Ya Vereceğiz ya Savaşacağız
Öyle bir hileli (manipülasyon) süreci yaşıyoruz ki; PKK’ya bir devlet, bir devlet de, Cemaate vermeliyiz. Cemaate ve PKK’ya birer devlet verirsek, ülkemiz demokrasi cenneti olacak!
Bu iş nasıl olacak derseniz? Önce PKK ile barış yapacağız. Bu barışı bize bahşettikleri için, PKK Güneydoğu'da bir devlet vereceğiz.
Cemaate özgürlük vereceğiz, o da gelip devletin geriye kalanına, ABD adına el koyacak!
Yani ülkemizi savunmadan, emek sarf etmeden, ülkemizi emperyalizm adına parçalayacağız. Bunun adı da, demokrasi olacak.
Devletimiz ve topraklarımıza biz hükmetmiyorsak, demokrasi adına kim hükmedecek?
ABD hükmetti mi, orada demokrasi var demektir!
Şunu anlıyorum. Cemaat, devleti içerden ele geçirmek için şimdilik özgürlük istiyor. Devleti ele geçirme “özgürlüğü”…
PKK “barış” istiyor. Bu barış Güneydoğuda daha rahat örgütlenme isteğinden başka bir şey değil.
Biz cemaatlere ve etnik ayrıcalıklara bir şeyler vereceğiz ki, onlar da kolayca devlet kursunlar. Amerika da, şehir devletlere kavuşsun ki, yönetmesi kolay olsun istiyor.
Bunlara devlet verirsek Türk halkına ne kalıyor? Esaret.
Yaşadığımız etnik ve cemaatler savaşı, Türkiye’yi parçalama savaşıdır. Hiçbir devlet kendi kendini yok edecek anlaşmalara ve eylemlere girişmez.
Bir söz vardır ya… Eşyanın tabiatına aykırı diye…
Etnik terörün istediği barış da, cemaatin istediği devlet içinde örgütlenme isteği de, Anadolu topraklarını parçalayarak ABD emrine verme işidir.
Onun için hem PKK’nın hem de Cemaatin arkasında emperyalizm vardır.
İç işbirlikçilerle, iç cephede savaşmak; emperyalizm ile savaşmaktır. Aslında biz ne PKK, ne de Cemaatle savaşıyoruz. Emperyalizmin kendisi ile savaşıyoruz.
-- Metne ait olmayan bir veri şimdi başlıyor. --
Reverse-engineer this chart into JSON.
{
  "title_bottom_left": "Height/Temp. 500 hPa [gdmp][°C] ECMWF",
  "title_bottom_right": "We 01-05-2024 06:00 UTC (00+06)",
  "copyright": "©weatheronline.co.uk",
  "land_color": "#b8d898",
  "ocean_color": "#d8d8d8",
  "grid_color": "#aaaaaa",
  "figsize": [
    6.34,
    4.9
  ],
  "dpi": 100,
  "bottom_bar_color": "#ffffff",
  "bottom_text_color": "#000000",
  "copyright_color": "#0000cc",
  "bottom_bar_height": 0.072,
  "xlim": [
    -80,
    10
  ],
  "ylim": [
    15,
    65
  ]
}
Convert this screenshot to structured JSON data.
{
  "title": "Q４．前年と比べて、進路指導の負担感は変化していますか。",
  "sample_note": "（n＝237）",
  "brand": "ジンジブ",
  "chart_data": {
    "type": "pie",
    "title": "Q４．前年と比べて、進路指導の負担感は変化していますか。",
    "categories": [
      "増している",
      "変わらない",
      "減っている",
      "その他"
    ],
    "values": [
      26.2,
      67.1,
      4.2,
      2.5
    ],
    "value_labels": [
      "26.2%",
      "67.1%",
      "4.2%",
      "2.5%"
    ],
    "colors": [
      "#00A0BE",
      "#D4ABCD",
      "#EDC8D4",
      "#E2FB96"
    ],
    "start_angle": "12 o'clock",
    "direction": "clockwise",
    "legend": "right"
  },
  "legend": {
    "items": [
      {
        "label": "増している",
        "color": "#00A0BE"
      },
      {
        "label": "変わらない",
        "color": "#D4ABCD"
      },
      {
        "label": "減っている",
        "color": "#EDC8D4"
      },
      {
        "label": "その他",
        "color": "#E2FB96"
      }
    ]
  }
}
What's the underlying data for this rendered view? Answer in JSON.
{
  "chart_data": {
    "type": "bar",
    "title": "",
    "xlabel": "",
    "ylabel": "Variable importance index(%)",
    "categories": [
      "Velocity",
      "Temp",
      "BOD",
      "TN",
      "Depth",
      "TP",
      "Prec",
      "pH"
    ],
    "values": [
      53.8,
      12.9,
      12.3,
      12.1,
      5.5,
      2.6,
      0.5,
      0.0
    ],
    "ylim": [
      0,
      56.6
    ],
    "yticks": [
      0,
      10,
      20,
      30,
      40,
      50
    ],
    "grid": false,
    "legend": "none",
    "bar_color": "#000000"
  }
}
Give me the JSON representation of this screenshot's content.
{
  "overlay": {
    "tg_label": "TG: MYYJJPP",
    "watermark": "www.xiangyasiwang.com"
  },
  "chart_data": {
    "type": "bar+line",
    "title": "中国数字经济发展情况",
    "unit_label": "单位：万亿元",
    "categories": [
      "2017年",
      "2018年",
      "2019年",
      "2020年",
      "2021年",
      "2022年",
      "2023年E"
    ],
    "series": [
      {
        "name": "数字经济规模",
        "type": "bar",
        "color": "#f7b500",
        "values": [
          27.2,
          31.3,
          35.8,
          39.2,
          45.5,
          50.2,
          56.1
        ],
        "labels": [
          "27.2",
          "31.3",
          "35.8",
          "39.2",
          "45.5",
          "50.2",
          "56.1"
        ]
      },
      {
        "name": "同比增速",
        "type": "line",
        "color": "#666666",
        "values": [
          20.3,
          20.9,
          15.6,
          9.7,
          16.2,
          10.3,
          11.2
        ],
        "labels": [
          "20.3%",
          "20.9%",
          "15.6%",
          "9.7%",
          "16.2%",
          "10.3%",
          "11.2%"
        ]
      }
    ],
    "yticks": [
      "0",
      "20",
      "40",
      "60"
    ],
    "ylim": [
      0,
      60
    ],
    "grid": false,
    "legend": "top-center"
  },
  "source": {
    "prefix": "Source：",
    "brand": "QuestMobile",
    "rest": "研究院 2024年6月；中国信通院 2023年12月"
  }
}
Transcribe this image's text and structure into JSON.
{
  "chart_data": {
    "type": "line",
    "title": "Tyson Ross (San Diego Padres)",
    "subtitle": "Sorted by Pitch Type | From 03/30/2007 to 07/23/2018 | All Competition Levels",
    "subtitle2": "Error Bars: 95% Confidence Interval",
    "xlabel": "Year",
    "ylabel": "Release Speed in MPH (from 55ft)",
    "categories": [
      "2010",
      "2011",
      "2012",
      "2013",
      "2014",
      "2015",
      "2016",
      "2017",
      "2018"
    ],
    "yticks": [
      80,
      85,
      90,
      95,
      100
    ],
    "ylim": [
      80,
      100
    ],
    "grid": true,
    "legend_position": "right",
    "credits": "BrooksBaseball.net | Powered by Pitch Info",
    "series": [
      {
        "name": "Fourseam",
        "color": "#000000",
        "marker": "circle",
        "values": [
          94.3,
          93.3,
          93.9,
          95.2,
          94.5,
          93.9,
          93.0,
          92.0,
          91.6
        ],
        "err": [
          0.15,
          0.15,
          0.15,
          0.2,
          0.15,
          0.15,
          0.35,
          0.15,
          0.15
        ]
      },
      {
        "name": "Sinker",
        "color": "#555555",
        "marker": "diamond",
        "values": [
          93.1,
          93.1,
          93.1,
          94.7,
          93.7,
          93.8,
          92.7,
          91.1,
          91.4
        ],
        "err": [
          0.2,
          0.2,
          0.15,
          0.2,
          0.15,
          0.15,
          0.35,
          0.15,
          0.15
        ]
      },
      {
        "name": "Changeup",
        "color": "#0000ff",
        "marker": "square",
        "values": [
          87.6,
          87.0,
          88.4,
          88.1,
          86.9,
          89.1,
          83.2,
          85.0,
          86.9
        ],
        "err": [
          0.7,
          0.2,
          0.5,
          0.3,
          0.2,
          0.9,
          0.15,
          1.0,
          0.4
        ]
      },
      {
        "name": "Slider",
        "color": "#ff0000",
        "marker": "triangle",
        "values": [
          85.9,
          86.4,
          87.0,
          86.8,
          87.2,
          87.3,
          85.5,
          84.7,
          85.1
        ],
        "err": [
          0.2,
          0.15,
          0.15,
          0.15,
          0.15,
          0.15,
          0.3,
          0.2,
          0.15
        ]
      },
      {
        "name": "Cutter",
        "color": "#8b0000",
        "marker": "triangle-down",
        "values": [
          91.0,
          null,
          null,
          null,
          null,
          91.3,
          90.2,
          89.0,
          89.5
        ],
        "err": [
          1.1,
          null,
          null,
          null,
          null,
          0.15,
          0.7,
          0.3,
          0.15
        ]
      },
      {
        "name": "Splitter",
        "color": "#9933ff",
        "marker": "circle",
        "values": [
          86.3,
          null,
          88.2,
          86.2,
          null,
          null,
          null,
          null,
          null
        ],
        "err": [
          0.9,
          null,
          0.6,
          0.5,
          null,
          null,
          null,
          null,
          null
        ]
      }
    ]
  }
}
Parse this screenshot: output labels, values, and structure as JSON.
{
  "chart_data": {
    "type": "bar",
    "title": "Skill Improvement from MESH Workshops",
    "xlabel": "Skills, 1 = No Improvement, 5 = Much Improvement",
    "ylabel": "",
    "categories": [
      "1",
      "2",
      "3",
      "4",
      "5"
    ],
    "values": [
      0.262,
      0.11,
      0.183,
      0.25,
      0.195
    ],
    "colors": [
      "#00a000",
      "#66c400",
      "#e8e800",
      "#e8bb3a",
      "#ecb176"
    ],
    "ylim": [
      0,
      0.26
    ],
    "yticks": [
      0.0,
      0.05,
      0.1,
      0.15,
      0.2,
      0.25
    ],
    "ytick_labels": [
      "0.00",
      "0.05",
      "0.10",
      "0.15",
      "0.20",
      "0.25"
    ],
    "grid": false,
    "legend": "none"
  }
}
Kurtuluş Savaşında İngiliz Sterlinleriyle, 19 yerleşim yerinde, isyanlar çıkaranların torunları, şimdi aynı yolda devam ediyorlar.
Her şeyi anlıyorum da; bazı solcuların ve sosyal demokratların cemaatin kuyruğuna takılmalarını anlamıyorum. Önce PKK’nın kuyruğunu takıldılar, şimdi de Cemaatin… Güç olmak yerine kolaycılığa gidip, kuyrukçu olmak…
Kurtuluş Savaşı'na göre bir eksiğimiz var. Kurtuluş Savaşının başında, Mustafa Kemal gibi, halka, bilime ve akla inanan birisi vardı.
Olsun.
Vatan savunması başlamışsa, savunma gerçek liderini, mücadele içinde bulacaktır. Zaten Mustafa Kemal de, mücadele içinde yetişmiş olgunlaşmış bir önderdi.